In his self induced sleep state, when asked how he managed to get information about the past, about people at a distance, etc., he replied that every person has access to what he called the cosmic mind – Jung’s collective unconscious – while they sleep, but few people can bring this contact through to conscious expression. He also maintained that prolonged working with one’s dreams gradually made conscious this contact with our cosmic life. The information garnered from Cayce’s unconscious in this manner, suggested that humans are cosmic beings. A lifetime is a brief interlude of learning in an eternal pilgrimage through time and space. The conscious personality we so often raise so high, is but a temporary experience assumed by an older larger being, the Spirit, the Individuality, or Self as Jung called it. The ego dies at death, but the Spirit/Individuality absorbs its experience.

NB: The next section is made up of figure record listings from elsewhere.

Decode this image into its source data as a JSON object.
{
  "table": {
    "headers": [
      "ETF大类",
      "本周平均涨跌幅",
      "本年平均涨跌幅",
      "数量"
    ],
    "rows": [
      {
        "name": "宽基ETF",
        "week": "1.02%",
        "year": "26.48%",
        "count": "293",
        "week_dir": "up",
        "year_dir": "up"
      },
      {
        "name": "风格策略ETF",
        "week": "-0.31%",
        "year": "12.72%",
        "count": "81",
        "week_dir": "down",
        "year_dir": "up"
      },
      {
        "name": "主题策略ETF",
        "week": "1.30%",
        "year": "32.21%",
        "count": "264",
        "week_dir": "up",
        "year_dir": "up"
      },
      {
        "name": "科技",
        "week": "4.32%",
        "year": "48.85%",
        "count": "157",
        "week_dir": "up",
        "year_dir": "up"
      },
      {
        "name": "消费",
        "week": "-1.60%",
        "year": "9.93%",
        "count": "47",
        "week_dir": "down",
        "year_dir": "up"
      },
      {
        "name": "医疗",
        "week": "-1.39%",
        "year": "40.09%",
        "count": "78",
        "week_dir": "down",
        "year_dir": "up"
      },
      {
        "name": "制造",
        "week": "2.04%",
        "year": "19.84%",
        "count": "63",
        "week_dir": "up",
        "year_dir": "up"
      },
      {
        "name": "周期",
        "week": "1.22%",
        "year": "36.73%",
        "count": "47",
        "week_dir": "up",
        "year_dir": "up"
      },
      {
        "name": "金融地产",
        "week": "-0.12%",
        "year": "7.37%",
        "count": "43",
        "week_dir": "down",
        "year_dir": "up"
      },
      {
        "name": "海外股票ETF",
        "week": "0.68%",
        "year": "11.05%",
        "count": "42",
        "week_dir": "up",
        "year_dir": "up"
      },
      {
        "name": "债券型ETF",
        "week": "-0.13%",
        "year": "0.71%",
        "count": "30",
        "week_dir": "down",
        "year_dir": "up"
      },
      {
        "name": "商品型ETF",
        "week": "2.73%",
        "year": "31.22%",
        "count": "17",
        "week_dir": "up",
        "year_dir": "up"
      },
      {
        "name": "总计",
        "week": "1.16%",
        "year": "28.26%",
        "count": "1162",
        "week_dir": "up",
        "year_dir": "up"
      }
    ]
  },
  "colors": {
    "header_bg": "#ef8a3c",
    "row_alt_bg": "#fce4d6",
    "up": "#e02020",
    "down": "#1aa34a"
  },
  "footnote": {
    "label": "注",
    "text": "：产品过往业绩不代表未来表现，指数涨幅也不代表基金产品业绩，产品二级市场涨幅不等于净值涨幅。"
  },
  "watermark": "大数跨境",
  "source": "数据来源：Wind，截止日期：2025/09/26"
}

Dreams are the meeting point between this older self and the personality it assumes but briefly.
The phenomena of Cayce’s life is not unique. Other men and women in the past have exhibited a similar faculty. Cayce is however, a modern example of the practical possibilities connected with the collective unconscious.
Cayce’s biography is There is a River, and Seer Out of Season, are astonishing and inspiring books to read. Cayce dictated 14,000,000 words from his sleep state. A record of these is kept at The Association for Research and Enlightenment, Virginia Beach, USA.